Washington’s temperate climate means that people can be a bit more casual about their transportation choices. Without the harsh winters experienced in places like the East Coast and the Northern Midwest, Washington often offers a comfortable climate for those who want to bike or walk.
Pedestrians get exercise in addition to reducing how much it costs for them to travel around their communities. Unfortunately, the trade-off is the increased risk of sustaining injury in a crash. Pedestrian crashes are among the worst collisions that occur, as the human body never wins a fight with a motor vehicle. Thankfully, there is one very important fact about pedestrian crashes that could help those who regularly walk, jog or run in Washington protect themselves on the roads. Those who are unwilling to take this fact for granted can better protect themselves from the risk of being plowed into by a motor vehicle.
Drivers don’t always see pedestrians
After a tragic pedestrian crash, the person in the motor vehicle who caused the wreck will probably try to explain why they aren’t really at fault for the crash. One of the most common excuses that people give for hitting a pedestrian is that they didn’t see the person in the road ahead of them.
Psychological research actually supports that claim. The phenomenon that researchers call inattentional blindness is a result of how demanding driving a vehicle is on the human brain. A person’s brain will have to sort through huge amounts of visual information in traffic, and the priority is typically on anything that seems safety critical.
Bigger vehicles or an immovable obstacle ahead would draw someone’s immediate attention. Pedestrians, cyclists and even motorcycles are small enough that the brain dismisses them as not being a threat. Unless drivers actively look for and think about pedestrians and smaller vehicles, they can cause a crash even though they looked right at the pedestrian before moving through an intersection.

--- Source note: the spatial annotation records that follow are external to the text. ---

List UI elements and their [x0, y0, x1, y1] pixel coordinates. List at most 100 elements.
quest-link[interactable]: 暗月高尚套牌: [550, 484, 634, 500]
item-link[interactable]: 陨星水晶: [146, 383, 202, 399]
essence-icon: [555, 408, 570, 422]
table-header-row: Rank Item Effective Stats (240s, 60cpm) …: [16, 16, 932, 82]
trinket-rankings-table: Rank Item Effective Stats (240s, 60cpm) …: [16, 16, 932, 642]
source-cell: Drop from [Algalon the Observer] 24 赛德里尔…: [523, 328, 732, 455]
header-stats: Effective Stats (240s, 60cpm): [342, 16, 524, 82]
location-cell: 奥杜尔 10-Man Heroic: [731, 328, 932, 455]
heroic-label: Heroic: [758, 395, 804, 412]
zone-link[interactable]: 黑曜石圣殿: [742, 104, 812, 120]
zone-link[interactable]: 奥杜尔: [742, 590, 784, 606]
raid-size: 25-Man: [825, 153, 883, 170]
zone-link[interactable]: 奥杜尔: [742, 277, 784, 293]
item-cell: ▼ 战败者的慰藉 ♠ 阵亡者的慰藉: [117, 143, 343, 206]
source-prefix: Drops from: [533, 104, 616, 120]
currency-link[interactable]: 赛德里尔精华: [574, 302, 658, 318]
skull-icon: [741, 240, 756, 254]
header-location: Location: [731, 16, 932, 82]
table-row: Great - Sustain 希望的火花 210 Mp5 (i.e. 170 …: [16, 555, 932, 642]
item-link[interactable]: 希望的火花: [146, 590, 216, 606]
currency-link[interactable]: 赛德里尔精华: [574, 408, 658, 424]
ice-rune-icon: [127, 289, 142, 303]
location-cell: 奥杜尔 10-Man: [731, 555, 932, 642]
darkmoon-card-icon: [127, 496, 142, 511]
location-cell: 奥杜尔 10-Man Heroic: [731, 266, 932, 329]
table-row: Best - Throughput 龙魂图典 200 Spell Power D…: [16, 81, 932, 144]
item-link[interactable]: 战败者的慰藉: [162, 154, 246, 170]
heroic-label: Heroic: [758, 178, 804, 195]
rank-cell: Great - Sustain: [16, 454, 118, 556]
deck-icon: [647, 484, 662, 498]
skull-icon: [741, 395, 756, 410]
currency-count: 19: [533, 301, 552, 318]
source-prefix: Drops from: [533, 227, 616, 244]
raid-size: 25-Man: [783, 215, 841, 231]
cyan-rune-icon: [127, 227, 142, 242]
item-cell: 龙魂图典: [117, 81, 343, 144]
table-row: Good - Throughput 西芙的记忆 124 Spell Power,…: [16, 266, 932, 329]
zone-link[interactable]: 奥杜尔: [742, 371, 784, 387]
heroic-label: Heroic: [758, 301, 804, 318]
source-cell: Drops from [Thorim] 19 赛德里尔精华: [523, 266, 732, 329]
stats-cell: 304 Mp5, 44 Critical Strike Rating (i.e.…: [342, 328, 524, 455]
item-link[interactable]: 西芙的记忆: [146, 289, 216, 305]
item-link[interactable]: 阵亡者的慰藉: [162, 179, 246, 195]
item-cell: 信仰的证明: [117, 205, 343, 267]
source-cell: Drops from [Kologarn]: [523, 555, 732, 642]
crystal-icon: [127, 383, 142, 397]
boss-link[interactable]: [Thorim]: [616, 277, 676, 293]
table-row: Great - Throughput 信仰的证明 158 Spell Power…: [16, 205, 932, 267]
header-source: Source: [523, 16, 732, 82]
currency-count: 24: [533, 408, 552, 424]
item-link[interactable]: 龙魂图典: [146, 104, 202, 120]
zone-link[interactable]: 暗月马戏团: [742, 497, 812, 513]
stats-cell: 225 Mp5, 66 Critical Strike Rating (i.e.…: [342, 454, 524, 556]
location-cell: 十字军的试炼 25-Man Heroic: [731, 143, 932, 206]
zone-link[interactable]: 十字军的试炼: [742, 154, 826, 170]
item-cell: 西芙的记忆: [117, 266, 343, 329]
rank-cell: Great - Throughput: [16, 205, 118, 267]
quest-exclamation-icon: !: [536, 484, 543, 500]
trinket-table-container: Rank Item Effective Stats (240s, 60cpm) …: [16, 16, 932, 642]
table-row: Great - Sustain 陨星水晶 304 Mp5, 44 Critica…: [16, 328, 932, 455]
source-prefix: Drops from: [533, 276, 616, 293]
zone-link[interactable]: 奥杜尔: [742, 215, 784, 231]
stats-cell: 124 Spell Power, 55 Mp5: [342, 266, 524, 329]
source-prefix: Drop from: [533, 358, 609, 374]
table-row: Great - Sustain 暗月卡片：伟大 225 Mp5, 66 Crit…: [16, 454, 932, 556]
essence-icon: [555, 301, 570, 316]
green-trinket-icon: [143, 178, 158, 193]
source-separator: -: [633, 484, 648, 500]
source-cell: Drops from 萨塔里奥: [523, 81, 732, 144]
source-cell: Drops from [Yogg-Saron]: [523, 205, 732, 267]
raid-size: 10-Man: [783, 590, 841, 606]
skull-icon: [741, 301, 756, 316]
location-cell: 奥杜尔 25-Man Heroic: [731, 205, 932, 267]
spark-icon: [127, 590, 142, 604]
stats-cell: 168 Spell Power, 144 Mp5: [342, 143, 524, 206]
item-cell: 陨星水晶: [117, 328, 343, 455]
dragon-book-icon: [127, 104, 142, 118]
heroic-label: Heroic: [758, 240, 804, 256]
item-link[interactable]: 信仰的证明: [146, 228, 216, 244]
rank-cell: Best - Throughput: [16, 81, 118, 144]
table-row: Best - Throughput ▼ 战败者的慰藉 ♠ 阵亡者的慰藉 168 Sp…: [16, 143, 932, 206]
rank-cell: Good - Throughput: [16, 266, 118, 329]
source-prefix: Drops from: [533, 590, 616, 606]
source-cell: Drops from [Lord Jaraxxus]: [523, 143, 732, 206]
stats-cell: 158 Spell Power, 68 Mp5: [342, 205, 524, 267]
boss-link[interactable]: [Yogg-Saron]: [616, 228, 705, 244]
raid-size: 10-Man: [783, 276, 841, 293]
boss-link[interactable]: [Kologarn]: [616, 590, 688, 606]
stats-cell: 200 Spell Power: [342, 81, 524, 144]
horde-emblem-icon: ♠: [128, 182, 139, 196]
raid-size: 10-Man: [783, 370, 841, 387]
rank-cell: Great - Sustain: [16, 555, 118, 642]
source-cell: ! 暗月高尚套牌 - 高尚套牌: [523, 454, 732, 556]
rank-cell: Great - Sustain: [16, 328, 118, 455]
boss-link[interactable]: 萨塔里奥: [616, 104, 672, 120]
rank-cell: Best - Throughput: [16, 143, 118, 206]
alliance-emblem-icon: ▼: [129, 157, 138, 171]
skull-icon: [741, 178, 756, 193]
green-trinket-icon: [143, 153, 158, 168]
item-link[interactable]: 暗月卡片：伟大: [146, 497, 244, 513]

How does this information help pedestrians?
Knowing that a driver will have a questionable excuse after a crash is likely not very comforting to those who are at risk of being hurt by motor vehicles in traffic. However, understanding why drivers hit pedestrians can actually help someone keep themselves safe in traffic.
Pedestrians that treat every driver as though they haven’t noticed them are less likely to step out in front of a vehicle that won’t be able to stop in time. Individuals may also want to review their personal car insurance, as certain kinds of coverage can help supplement the compensation a pedestrian will get after a crash.
Learning more about the causes of pedestrian collisions can benefit those who try to stay safe on public roads. This understanding can also be useful in the event of a collision, as it will allow victims to ask informed questions when they are seeking legal guidance.